До Елизаветы дозвониться не получалось, поэтому Шимановский отпросился с работы чуть раньше, тем более, что план по крупному заказу цеха уже был выполнен, и приехал к следователю, чтобы поговорить и разъяснить для себя некоторые запутанные вопросы.
— Игорь Васильевич, я не могу понять, объясните мне, пожалуйста, зачем человеку, будучи в здравом уме и светлой памяти приходить и писать на себя чистуху, оговаривать себя, если он ни в чем не виноват?
— Понимаете, Степан Летунов серьезно опасался за свою жизнь. Он был кругом должен, — стал объяснять следователь. — Кредиторы нажимали на него через коллекторов, запугивали...
— И что? Настолько все серьезно?
— Поймите, что в наше время и за меньшее убивают. А Летунов решил, что хотя бы жизнь свою сохранит в тюрьме. А кроме кредиторов есть еще пара бандитов, у которых он одалживал деньги на развитие бизнеса. Они, конечно, сейчас официально считаются бизнесменами, однако, сами понимаете, как у нас дела делаются.
— Игорь Васильевич, мне не кажется?
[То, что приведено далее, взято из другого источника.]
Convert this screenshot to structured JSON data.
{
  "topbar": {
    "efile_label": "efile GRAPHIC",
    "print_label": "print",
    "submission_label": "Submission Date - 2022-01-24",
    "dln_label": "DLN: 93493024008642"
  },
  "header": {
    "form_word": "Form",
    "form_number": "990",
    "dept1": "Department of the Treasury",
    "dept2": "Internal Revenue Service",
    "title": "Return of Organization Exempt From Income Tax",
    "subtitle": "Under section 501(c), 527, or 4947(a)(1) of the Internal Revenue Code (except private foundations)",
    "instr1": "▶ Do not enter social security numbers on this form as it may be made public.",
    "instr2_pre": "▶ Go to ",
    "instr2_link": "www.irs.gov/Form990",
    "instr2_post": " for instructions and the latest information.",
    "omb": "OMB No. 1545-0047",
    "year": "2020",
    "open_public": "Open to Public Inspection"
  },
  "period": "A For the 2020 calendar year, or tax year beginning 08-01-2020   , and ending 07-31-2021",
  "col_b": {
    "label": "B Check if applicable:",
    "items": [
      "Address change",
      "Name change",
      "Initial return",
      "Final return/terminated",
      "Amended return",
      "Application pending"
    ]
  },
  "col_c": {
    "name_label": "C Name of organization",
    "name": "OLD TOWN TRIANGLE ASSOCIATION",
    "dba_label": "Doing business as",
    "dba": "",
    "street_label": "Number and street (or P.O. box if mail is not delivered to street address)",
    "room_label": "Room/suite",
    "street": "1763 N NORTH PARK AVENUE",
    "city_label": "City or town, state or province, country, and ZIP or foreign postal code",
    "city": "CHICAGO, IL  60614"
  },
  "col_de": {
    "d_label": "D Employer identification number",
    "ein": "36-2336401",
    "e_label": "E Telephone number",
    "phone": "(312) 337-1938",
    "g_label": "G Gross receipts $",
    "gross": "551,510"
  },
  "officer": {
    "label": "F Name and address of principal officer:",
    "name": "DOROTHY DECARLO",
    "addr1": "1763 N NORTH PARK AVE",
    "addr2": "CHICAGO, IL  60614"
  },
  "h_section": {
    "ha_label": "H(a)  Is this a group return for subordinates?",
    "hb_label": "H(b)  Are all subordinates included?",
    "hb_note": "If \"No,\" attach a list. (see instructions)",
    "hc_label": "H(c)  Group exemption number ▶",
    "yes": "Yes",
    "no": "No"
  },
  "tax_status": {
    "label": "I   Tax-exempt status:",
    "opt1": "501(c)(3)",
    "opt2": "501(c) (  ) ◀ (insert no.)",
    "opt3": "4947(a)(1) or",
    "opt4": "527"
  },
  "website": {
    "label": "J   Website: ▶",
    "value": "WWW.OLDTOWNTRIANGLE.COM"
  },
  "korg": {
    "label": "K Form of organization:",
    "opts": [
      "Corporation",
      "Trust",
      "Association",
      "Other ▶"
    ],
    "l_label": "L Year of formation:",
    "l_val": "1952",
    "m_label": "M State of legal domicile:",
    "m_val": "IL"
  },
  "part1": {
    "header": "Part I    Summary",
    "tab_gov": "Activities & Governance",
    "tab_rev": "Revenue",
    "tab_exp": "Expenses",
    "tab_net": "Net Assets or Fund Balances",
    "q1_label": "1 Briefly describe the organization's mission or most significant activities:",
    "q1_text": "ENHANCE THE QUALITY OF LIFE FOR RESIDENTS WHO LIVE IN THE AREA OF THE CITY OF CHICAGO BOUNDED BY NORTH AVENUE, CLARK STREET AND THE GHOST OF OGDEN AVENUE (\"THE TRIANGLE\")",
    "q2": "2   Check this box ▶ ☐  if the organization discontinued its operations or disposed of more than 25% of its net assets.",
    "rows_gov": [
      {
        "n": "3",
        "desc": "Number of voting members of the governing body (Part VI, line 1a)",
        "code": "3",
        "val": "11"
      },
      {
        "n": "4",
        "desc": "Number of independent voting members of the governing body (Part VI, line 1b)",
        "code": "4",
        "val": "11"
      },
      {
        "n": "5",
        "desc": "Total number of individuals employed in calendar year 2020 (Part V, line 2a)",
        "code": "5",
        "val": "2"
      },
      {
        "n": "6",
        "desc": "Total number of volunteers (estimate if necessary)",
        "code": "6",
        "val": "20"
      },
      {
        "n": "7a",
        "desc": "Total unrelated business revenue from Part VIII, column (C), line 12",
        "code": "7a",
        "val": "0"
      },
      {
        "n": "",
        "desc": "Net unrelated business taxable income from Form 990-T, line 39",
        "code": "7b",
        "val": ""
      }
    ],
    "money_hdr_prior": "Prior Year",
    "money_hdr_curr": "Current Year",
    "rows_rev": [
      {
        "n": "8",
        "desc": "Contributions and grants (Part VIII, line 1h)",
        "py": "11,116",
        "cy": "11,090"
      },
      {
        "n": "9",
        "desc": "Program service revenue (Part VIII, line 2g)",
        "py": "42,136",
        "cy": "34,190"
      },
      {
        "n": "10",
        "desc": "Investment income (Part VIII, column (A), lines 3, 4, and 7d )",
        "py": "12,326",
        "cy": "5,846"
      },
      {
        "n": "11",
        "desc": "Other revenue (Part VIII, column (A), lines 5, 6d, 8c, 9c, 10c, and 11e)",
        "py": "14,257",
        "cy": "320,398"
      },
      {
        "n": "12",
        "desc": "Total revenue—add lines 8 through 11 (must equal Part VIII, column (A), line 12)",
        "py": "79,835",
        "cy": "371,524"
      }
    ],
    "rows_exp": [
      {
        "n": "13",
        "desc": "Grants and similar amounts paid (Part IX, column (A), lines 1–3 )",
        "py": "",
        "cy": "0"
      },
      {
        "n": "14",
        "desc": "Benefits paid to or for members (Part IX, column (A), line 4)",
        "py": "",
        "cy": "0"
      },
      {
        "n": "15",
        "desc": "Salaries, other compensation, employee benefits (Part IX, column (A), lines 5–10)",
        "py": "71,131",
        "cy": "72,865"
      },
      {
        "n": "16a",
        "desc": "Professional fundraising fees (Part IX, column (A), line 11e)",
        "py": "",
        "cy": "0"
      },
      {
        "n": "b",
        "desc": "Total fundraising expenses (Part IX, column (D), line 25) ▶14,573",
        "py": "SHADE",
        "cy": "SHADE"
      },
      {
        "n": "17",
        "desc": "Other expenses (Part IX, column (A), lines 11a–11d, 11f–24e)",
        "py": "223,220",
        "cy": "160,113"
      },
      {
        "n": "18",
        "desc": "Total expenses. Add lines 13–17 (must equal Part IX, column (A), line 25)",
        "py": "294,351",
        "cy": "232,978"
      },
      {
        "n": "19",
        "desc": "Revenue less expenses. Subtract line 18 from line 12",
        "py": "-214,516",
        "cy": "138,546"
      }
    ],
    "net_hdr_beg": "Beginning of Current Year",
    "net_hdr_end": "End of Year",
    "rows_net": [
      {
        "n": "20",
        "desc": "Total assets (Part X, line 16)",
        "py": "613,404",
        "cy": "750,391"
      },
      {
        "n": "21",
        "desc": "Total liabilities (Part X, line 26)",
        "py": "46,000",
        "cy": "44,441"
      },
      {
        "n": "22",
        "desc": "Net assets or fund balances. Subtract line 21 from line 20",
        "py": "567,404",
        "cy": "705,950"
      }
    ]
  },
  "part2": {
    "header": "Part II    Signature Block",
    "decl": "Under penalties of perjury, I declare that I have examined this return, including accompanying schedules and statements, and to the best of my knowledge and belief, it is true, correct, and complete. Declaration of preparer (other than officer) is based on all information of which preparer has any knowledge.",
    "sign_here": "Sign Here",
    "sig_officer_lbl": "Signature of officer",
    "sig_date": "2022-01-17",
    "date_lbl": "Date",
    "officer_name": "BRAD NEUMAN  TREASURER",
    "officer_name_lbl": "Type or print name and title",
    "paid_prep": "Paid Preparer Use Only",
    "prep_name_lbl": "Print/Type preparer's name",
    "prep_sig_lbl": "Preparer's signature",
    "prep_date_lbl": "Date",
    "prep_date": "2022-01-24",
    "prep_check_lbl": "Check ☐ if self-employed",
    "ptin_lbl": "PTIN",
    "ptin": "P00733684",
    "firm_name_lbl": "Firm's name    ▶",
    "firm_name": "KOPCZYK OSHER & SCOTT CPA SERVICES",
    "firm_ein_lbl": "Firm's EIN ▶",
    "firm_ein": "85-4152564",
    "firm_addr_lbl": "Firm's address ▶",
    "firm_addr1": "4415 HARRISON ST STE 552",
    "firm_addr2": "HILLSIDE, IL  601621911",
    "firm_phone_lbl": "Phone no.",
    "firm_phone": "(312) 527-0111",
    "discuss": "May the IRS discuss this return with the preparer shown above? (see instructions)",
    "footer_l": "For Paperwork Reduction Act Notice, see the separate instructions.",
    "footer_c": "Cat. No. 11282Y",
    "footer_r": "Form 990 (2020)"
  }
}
Я это слышу от офицера полиции? — с упреком в голосе обратился к хозяину кабинета Егор.
— Вот только не надо сейчас мне тут умничать и говорить о том, какая у нас правоохранительная система безрукая. Вы все прекрасно сами понимаете. — Игорь Васильевич отвернулся к окну и сделал паузу. Осеннее солнце неярко светило между ветками дерева напротив. — Тем, что Летунов оговорил себя, он реально запутал следствие, — продолжил Жуков.
— И что теперь будет?
— По факту об угрозах в адрес Летунова заведено уголовное дело...
— Подождите, подождите, Игорь Васильевич, что мне уголовное дело по факту угрозы... Вы мне скажите, что с моим делом? — строго спросил Егор.
— По поводу вашего дела... Все остается загадкой. — Полицейскому хотелось раствориться в воздухе. Он еле сдерживал себя. Столько дел, и все требовали от него немедленных результатов. — Я же вам говорил, Егор Сергеевич, что такие дела быстро не решаются. Нужно время. Запаситесь, в конце концов, терпением. — Жуков встал и медленно, но с напором, пошел на потерпевшего, намекая, мол, пора выходить из кабинета. — Пойдемте, перекурим, — предложил.
— Спасибо, не курю. Ладно, я все понял.
— Да, вы не переживайте. Мы вам обязательно сообщим о ходе дела.
С одной стороны, у Егора хоть немного отлегло от сердца, что обокрал его не Степан. Да и Елизавету чисто по-человечески было жаль. Но, с другой стороны, вопрос оставался открытым: кто украл деньги? Зато было понятно, что расследование начиналось практически заново. А это потерянное время для следствия, и сам следователь понимал это как никто другой.